The data I’m referring to is the circle graphs they provided us. If the title is wrong, then The title being wrong makes that circle graph, that I refer to as data, inaccurate.
The title of the circle graph for subclass is "SUBCLASS DISTRIBITION (Active Characters)" based on how they answered your questions... that is not a inaccurate title. It is exactly what they said it is. Before having their answers I agreed that they could have been more specific and they could still have put a time delimiter but, seeing the "how and why", I now realize I was wrong about the title. It is what they say it its. I think you are doing the same thing I was doing. We both wanted a slide that indicated "favorite active subclass in the last 120days" but I realize that is not what this data is and the reason it SEEMS inaccurate is because we wanted something more tangible than it is. Its a top layer over view just like BadEye said. The subtext your asking for is not their because the issues you raised prevent them from going any deeper and getting the useful data your looking for/expecting.

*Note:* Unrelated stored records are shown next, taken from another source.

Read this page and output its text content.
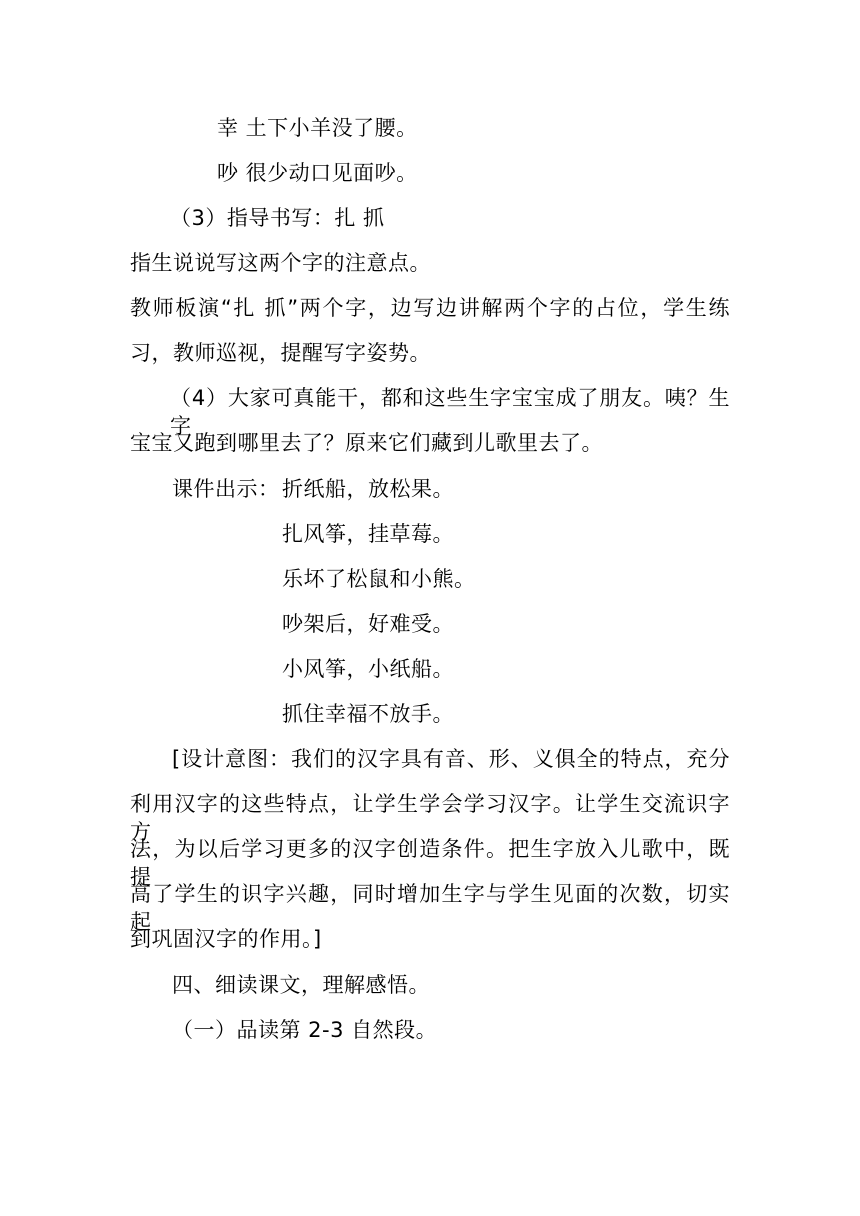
幸 土下小羊没了腰。
吵 很少动口见面吵。
（3）指导书写：扎 抓
指生说说写这两个字的注意点。
教师板演“扎 抓”两个字，边写边讲解两个字的占位，学生练
习，教师巡视，提醒写字姿势。
（4）大家可真能干，都和这些生字宝宝成了朋友。咦？生字
宝宝又跑到哪里去了？原来它们藏到儿歌里去了。
课件出示： 折纸船，放松果。
扎风筝，挂草莓。
乐坏了松鼠和小熊。
吵架后，好难受。
小风筝，小纸船。
抓住幸福不放手。
[设计意图：我们的汉字具有音、形、义俱全的特点，充分
利用汉字的这些特点，让学生学会学习汉字。让学生交流识字方
法，为以后学习更多的汉字创造条件。把生字放入儿歌中，既提
高了学生的识字兴趣，同时增加生字与学生见面的次数，切实起
到巩固汉字的作用。]
四、细读课文，理解感悟。
（一）品读第 2-3 自然段。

If you mean the dataset that is based on, I don’t claim that is inaccurate. If you mean what they finally stated the subclass chart was actually showing, I don’t think that is inaccurate compared to their claim of what it shows either. I do think they can claim it represents something that is different than what the title claims it represents.
So this is exactly my point the bold above is in exact contrast to the underlined part based on subtext of what "they claim it represents" but that's not the disconnect here because they claimed it is exactly as stated. A high level subclass distribution count of active characters with subclasses. This is where you diverge from them. You want something more than that and added a subtext statement in your mind that this slide carried more meaning that it does. I don't blame you, because I did the exact same thing. Until I realized that, I was on board with a title change to be more accurate. What made me realize my mistake was when I started my last post I initially planned to purpose an improved title to support your claim but as I looked at the data they were offering, how they got it, and what was useful for …. I realized my attempts to improve it became less accurate as a reflection of what I wanted not what they were providing. It was at that point I realized... their title is actually spot on. My perception of what they were showing based on what I wanted to see, was off.
So as an experiment / challenge, trying doing what I tried and see if you can do better. Come up with a title that better represents the claim of "what it represents" and see if it then aligns with what they said about being a high level over view or if the new title is want you want instead of what they said the were showing you.
The below is bit of a side point to the above point but,
Even after their clarification I think the methodology used only means the graph presented basically just shows that clerics are a free class, that life cleric is the only free subclass for cleric and that clerics get there subclass at level 1. That’s what the subclass graph seems to be showing IMO. Or maybe I should more accurately say it’s plausible that’s all the graph is showing and so that highly devalues the graph even as an interesting factoid in a conversation about player preferences.
Im replying on my phone and it’s difficult to split quotes up as needed. I’ll add more later
So your proving my point here. Your asking for accuracy in showing player preference but they never stated that as a goal.
I made the same mistake. All this shows is subclass distribution among active classes that are eligible and have selected subclasses.
You are correct that this metric is not valid for determining player preferences because access to additional options might expand and alter player preference choices. If players only have one Cleric subclass to choose and they pick it then the only choice that represents is a choice of cleric not in the only cleric subclass available to them because there is no choice without a second option. However,
we were wrong about that ever being the intent of the data. The title was
DISTRIBITION not preference. They said exactly what they measured. Just not what we wanted or expected from a list of how many people picked a subclass because we wanted it as a measure of what people like. They new what they actually had, and carefully worded the title to depict exactly that. So I understand the expectation of what the chart
could represent however I was taking it as
does represent when that is simply not the case. I think that shows awareness on their part that there is not a good way to show preference when not everyone has access to all classes or if players are just testing ideas to see what they like but don't actually like it enough to use it. This does mean the data is less useful than some might assume up front. It is however not inaccurate. It could still be delimited with poll range of X days but that would not make it what we were asking it to be. For example BadEye said even with those who have access to more material the Life Cleric is very popular so with access to the raw data they can go further than the single graph allows. We can't. They would have to delimit the poll area more for that. "
SUBCLASS DISTRIBITION (Active Characters) used by players with access to all subclass who did not multi-class with it" would be a different much much smaller poll that would represent more of what your looking for but that is not what they wanted to show, just want you wanted to see.